Can the company file a estafa case against my brother? 7 Answers as of February 19, 2013My brother is a former branch manager of a certain company. All money that are to be used for processing documents are deposited in to his personal account. The main branch will just inform him through text messages that the money has been deposited. It is not in a form of black and white. So my brother doesn't signed any written documents about it. For three years with this process, he was able to spent 217,000 of company own money that are deposited to his personal account for personal purposes. But the company doesn't know it. Until such time that he himself admitted to the crime that he committed and promise to pay it. He wrote a letter without even signature using his email account. asking for apology and he proposed on how he going to pay it. He is asking if he could pay it through his salary for two years. But the company immediately terminated him. And told him that they will file a criminal case against him. The email account is not under his name. Can they used the letter in the email as an evidence of the case even if there no signature in it after they terminated my brother they asked him to please sign the letter but my brother didn't sign to it. Can they still file an estafa case against my brother, even if the money is deposited into his personal account and doesn't even have a proper documentation on what and where the money will be used? Please answer me. I’m so worried about my brother. Thank you so much and God bless.
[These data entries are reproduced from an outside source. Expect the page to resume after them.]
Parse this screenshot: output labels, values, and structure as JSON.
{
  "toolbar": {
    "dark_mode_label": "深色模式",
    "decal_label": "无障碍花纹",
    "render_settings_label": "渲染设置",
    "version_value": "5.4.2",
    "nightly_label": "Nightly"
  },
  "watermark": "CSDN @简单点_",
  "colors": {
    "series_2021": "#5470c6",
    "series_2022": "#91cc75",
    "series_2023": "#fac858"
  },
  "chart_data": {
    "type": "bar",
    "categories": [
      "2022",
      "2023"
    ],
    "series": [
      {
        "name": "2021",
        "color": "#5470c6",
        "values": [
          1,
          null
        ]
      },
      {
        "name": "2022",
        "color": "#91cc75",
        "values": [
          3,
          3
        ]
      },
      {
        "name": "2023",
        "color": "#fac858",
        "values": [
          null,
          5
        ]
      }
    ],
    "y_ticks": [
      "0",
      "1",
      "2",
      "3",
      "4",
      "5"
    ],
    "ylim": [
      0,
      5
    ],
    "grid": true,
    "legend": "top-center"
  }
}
Peter Law Group | Marcus Lee
First off, this sounds like a very fact-intensive case, and your brother should definitely look into retaining an attorney to go through the facts more carefully. If I'm gathering this correctly, "estafa" is labeled embezzlement here. Working off that assumption, yes they can file an embezzlement claim against your brother, even if the entire arrangement wasn't properly delineated. Embezzlement occurs when someone who has 'lawful possession' over someone else' property exerts 'unlawful ownership and control' over that property. So if I loaned you my cell phone for a few hours, you have lawful possession over it but not lawful ownership. The second you decide that you aren't giving the cell phone back, you've exerted unlawful ownership and control over it and have committed embezzlement. So even if the paperwork on the company's bank account arrangement isn't black and white, the money was owned by the company. The second your brother exerted ownership and control over that money, that's when embezzlement occurred. That being said, again, this sounds like a very fact-intensive case. It would take an attorney sifting through the facts to determine what really happened here and whether your brother may have any decent defenses.
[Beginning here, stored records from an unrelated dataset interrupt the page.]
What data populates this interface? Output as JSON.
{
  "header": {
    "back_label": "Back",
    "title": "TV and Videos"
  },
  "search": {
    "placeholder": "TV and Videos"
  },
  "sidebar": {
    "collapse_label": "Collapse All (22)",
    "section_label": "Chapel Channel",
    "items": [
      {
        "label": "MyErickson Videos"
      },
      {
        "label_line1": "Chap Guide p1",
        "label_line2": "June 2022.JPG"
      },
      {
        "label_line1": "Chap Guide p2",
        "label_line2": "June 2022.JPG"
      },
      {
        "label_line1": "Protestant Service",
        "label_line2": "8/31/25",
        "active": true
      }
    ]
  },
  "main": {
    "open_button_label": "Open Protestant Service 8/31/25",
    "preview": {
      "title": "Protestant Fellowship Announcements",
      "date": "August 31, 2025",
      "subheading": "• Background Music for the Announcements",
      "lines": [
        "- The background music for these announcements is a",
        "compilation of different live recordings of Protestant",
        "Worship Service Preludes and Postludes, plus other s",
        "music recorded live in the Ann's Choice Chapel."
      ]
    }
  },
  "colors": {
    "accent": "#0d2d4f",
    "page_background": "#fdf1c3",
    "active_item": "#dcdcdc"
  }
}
Answer Applies to: California
The Niskar Law Firm, PLLC | Joey Niskar
I am uncertain what an "Estafa" case is. It sounds like the company may be referring to an embezzlement case, but I am not sure. This appears to me to be a matter of criminal law, as opposed to employment law. Your brother should immediately contact a criminal defense lawyer, and not speak to anyone about the matter other than his criminal defense lawyer.
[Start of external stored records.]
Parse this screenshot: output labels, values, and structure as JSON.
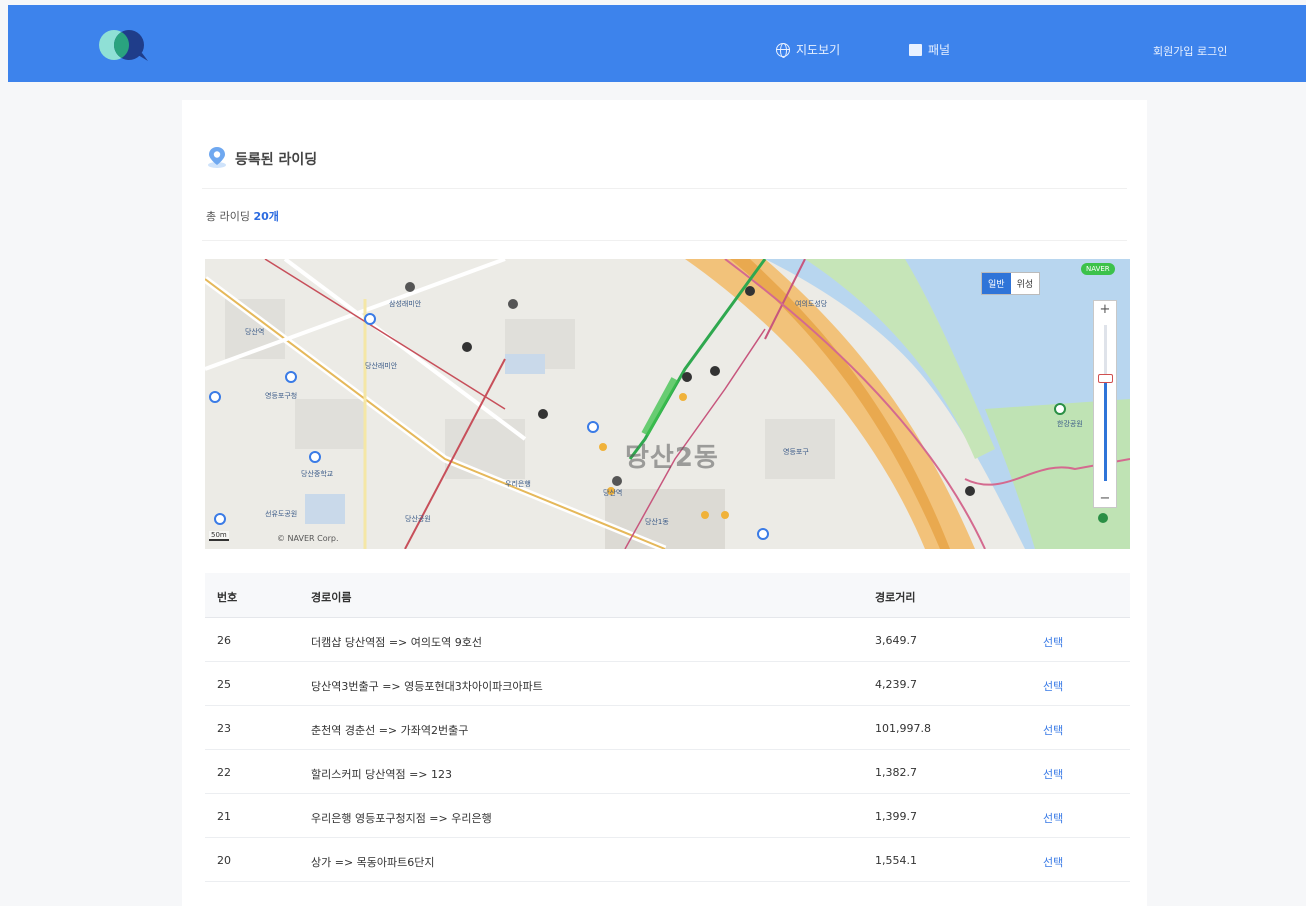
{
  "header": {
    "nav": [
      {
        "icon": "globe-icon",
        "label": "지도보기"
      },
      {
        "icon": "card-icon",
        "label": "패널"
      }
    ],
    "login_label": "회원가입 로그인"
  },
  "colors": {
    "header": "#3d83ec",
    "accent": "#2c6be0",
    "link": "#3a7be6"
  },
  "page": {
    "title": "등록된 라이딩",
    "total_prefix": "총 라이딩",
    "total_count": "20개"
  },
  "map": {
    "type_options": [
      "일반",
      "위성"
    ],
    "selected_type": "일반",
    "badge": "NAVER",
    "zoom_level": 0.65,
    "area_label": "당산2동",
    "copyright": "© NAVER Corp.",
    "scale_label": "50m",
    "pois": [
      "당산역",
      "영등포구청",
      "당산중학교",
      "당산래미안",
      "선유도공원",
      "당산공원",
      "삼성래미안",
      "당산역",
      "한강공원",
      "우리은행",
      "영등포구",
      "당산1동",
      "여의도성당"
    ]
  },
  "table": {
    "headers": [
      "번호",
      "경로이름",
      "경로거리",
      ""
    ],
    "rows": [
      {
        "no": "26",
        "name": "더캠샵 당산역점 => 여의도역 9호선",
        "dist": "3,649.7",
        "action": "선택"
      },
      {
        "no": "25",
        "name": "당산역3번출구 => 영등포현대3차아이파크아파트",
        "dist": "4,239.7",
        "action": "선택"
      },
      {
        "no": "23",
        "name": "춘천역 경춘선 => 가좌역2번출구",
        "dist": "101,997.8",
        "action": "선택"
      },
      {
        "no": "22",
        "name": "할리스커피 당산역점 => 123",
        "dist": "1,382.7",
        "action": "선택"
      },
      {
        "no": "21",
        "name": "우리은행 영등포구청지점 => 우리은행",
        "dist": "1,399.7",
        "action": "선택"
      },
      {
        "no": "20",
        "name": "상가 => 목동아파트6단지",
        "dist": "1,554.1",
        "action": "선택"
      }
    ]
  }
}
Answer Applies to: Michigan
WILLIAM L SANDERS, ATTORNEY AT LAW | William L. Sanders
I am unable to give you an answer that you can rely on. I do not know what this is estafa case This much I can say with confidence: Your brother should immediately retain an attorney that handles criminal cases, particularly what are known as WHITE COLLAR CRIMES. He will need an attorney eventually. The sooner the better, since this attorney can perhaps work out a settlement, perhaps avoid prosecution entirely, or in any event, stop your brother from doing more things that will incriminate him. Everything he says CAN AND WILL BE used against him. The EXCLUSIONARY RULE, which keeps out certain evidence, applies only to police. It does not apply to his employer. He can tell them nothing in confidence. Unsigned documents can be used in evidence, including e-mails. Lawyers joke that the E in E-mail stands for Evidence-Mail. There is a common misconception that technicalities as you state some how make problems go away. That is rarely true. Using a defense like "it was my personal account" will not work, and it will make him look even more like a criminal. He saw the money there, he knew it was being deposited. Will any one believe he did not know that he had an additional $217,000, and he mistakenly confused this with his earned income.
Answer Applies to: Georgia
Law Offices of Charles R. Perry | Charles R. Perry
Your brother needs to immediately consult with a criminal-defense attorney. You need to immediately stop posting anything about his case on line, so that it does not fall into the hands of the prosecution and risk being used against him in court.